映画「ステキな金縛り」を見た。三谷ワールドにはいつも魅惑・幻惑されるのだが、今回も期待にたがわぬ面白さ。深津絵里さんや西田敏行さん、中井貴一さんが登場する映画を見ていると、映画ファンならそうだろうが、生きていてよかったと思ってしまう(笑)。あまりその内容を明かすのは、映画ファンのルールに抵触するのだが、一つだけ許してもらって……。

西田敏行さんが扮するのは落ち武者の幽霊。その彼が法廷に立って証言するというのがストーリー。しかし、その幽霊、見える者には見えるのだが見えない者には見えないというのがドラマのポイント。

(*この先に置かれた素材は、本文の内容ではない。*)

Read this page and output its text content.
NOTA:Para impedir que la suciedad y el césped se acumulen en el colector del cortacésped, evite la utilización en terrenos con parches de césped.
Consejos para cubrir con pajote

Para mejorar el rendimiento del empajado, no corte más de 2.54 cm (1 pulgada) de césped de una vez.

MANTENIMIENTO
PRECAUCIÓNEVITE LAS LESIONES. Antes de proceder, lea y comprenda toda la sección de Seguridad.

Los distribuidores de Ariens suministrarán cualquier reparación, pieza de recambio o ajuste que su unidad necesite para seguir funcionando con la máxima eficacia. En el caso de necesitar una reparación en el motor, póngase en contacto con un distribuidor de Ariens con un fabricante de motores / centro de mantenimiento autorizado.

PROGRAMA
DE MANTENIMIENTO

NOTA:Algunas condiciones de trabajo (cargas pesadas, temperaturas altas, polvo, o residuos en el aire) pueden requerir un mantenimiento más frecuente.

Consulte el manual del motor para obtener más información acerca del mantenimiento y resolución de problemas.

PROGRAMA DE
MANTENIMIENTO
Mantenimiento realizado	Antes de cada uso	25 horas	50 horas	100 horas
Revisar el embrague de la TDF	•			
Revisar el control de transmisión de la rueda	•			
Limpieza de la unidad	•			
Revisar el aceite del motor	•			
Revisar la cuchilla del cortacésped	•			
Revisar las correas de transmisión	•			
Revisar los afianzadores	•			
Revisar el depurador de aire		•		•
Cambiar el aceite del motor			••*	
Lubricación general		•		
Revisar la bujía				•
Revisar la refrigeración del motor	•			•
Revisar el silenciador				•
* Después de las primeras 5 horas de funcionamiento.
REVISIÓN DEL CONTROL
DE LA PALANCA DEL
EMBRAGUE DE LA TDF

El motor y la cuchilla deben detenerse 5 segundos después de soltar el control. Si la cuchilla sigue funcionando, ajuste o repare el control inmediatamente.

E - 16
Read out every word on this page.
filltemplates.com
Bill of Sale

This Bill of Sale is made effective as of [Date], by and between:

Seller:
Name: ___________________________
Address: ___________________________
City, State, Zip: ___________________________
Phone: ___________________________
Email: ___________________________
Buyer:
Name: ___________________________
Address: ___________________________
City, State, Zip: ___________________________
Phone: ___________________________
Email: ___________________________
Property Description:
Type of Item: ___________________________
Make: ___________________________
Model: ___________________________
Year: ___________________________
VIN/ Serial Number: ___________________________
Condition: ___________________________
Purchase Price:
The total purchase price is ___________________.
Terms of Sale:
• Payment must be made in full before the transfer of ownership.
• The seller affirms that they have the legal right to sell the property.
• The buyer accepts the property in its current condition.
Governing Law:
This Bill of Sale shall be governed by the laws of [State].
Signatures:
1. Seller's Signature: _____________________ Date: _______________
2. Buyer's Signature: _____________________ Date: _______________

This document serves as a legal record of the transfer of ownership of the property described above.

どうしてそうなるのか、それによりどのような悲喜劇が巻き起こるかは映画を見てのお楽しみ。

で、今回はわが国小売業の力と課題を取り上げるのだが、その焦点は、「見える者にしか見えない」商人の値打ちにある。

去る10月20日、中内学園リテール科学研究所主催の小売りをテーマにしたシンポジウムが開かれた。シンポのパネラーには、セブン&アイ名誉会長の伊藤雅俊氏、イオン名誉会長の岡田卓也氏、ライフ創業者で現会長の清水信次氏、そして北海道のアークス社長の横山清氏という、いわば流通の神様の四氏が登壇された。

横山氏のご年齢が70代中盤であるのを除けば、あとのお三方はそれよりほぼ10歳年長にあたる80歳代中盤。伊藤氏と岡田氏(それに、故・中内功氏を加えて)は流通革命第一世代の旗手。清水氏と横山氏は流通革命第二世代の旗手となろうか。流通の神様たちの話を聞こうと、500人収容の会場いっぱいの聴衆で埋まった。

テーマは、小売りの産業化。第一世代が活躍し始めたのは、半世紀前の1960年頃、わが国小売業の販売高は約6兆円。小売業に従事する就業者数は355万人であった。それが今や、販売高26兆円、就業者数は800万人に拡大した。

日本経済全体に占める割合も、販売高で(対GDP比)5%強。全就業者に占める就業者数(商店主と家族従業者も含む)は12%になる(そのうち、商店主と家族従業者数は合わせて約100万人)。60年当時の就業者割合が8.5%だったことを考えると、わが国小売業は近代化と共に(あるいは、それにもかかわらず)雇用の安定した受け皿として拡大してきた。